02.06.2014

© Verlag Stahleisen GmbH

Große Gießereimodelle einfach fräsen

Die Duisburger Modellfabrik GmbH hat sich auf große Gießereimodelle aus Holz, Kunststoff-Blockmaterial oder Schaumstoff spezialisiert, die zum Beispiel für die Herstellung von Maschinenbetten, Dieselmotoren oder Komponenten für Windkraftanlagen benötigt werden. Abmaße von mehreren Metern in Breite, Höhe und Tiefe sind keine Seltenheit. Modellbauer haben traditionell handwerkliche Strukturen, vor allem wenn sie in diesen Dimensionen arbeiten. Die Konturen der Bauteile setzen sich aus Regelgeometrien zusammen, die schrittweise abgearbeitet und zusammengefügt werden. Besonders beanspruchte Oberflächen werden aus Kunststoff gefertigt. Dabei baut man zunächst das Negativ und erzeugt über diesen Umweg die gewünschte Außenhaut.

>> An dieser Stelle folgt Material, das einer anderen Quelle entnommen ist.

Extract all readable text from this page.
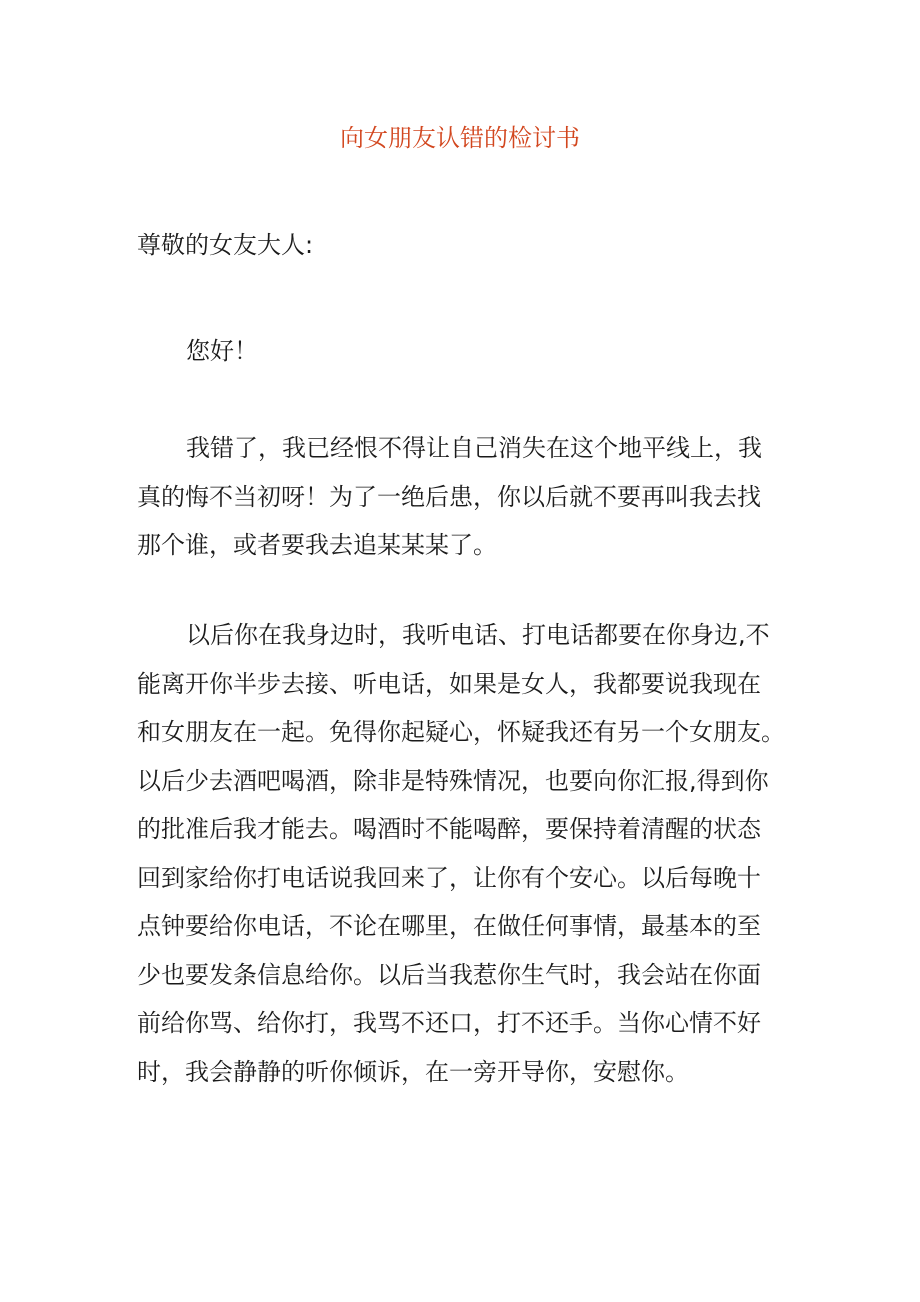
向女朋友认错的检讨书
尊敬的女友大人:
您好！
我错了，我已经恨不得让自己消失在这个地平线上，我
真的悔不当初呀！为了一绝后患，你以后就不要再叫我去找
那个谁，或者要我去追某某某了。
以后你在我身边时，我听电话、打电话都要在你身边,不
能离开你半步去接、听电话，如果是女人，我都要说我现在
和女朋友在一起。免得你起疑心，怀疑我还有另一个女朋友。
以后少去酒吧喝酒，除非是特殊情况，也要向你汇报,得到你
的批准后我才能去。喝酒时不能喝醉，要保持着清醒的状态
回到家给你打电话说我回来了，让你有个安心。以后每晚十
点钟要给你电话，不论在哪里，在做任何事情，最基本的至
少也要发条信息给你。以后当我惹你生气时，我会站在你面
前给你骂、给你打，我骂不还口，打不还手。当你心情不好
时，我会静静的听你倾诉，在一旁开导你，安慰你。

Steigende Ansprüche an die Genauigkeit und die Optimierung der gewünschten Oberflächen zwingen zu neuen Fertigungsstrategien, das rein handwerkliche reicht heute oft nicht mehr aus. „Bei uns kommen inzwischen etwa 95 % aller Bauteile von der Fräse“, erklärt Herbert Schild. „Es hat allerdings schon ein paar Jahre gedauert, bis wir unser heutiges Niveau erreicht hatten. Aber es hat sich gelohnt.“ Auch wenn es nicht ganz ohne manuelle Arbeiten geht, CAD und CAM ziehen sich in der Duisburger Modellfabrik komplett durch die Prozesskette. Das heißt, viele Kunden liefern bereits ein dreidimensionales Datenmodell. Sollten als Basis nur Zeichnungen zur Verfügung stehen, konstruieren es die Modellbauspezialisten selbst. Um auf aktuellem Softwareniveau zu sein, wurde im letzten Jahr das CAD-System VISI eingeführt, das wie WorkNC zur Vero-Gruppe gehört, einem der wachstumsstärksten CAD/CAM-Softwareanbieter im Bereich Werkzeug- und Formenbau. Herbert Schild erklärt: „Wir nutzen VISI, das uns von einem guten Kunden empfohlen wurde, hauptsächlich für Konstruktionsaufgaben. Das Fräsen überlassen wir WorkNC, das nach wie vor die für unsere Zwecke beste Lösung ist.“ WorkNC ist in seiner derzeit aktuellen Version 22.4 installiert – 64 Bit- und mehrprozessorfähig. Ein weiterer Grund, warum die Duisburger Modellfabrik damit gerne arbeitet, ist die große Zahl guter Frässtrategien fürs 2-, 2,5- und 3-D-Bearbeiten und vorteilhaften Automatismen für die Drei-, Vier- und Fünfachsbearbeitung. Zeitsparend ist auch das Bohrfeature in WorkNC. Wenn man zu den Fräsbearbeitungen auch noch die Möglichkeit hat, alle Bohrungen über die Software automatisch zu erledigen, ist das eine zusätzliche Arbeitserleichterung und Zeitersparnis. Dazu werden in WorkNC alle betroffenen Bereiche des Bauteils markiert, dann die zur Verfügung stehenden Werkzeuge festgelegt, und abschließend fügt die Software die Zyklen dem Programm hinzu. Die Anwender sparen sich so das Eingeben der Koordinaten und Programmieren an der Steuerung.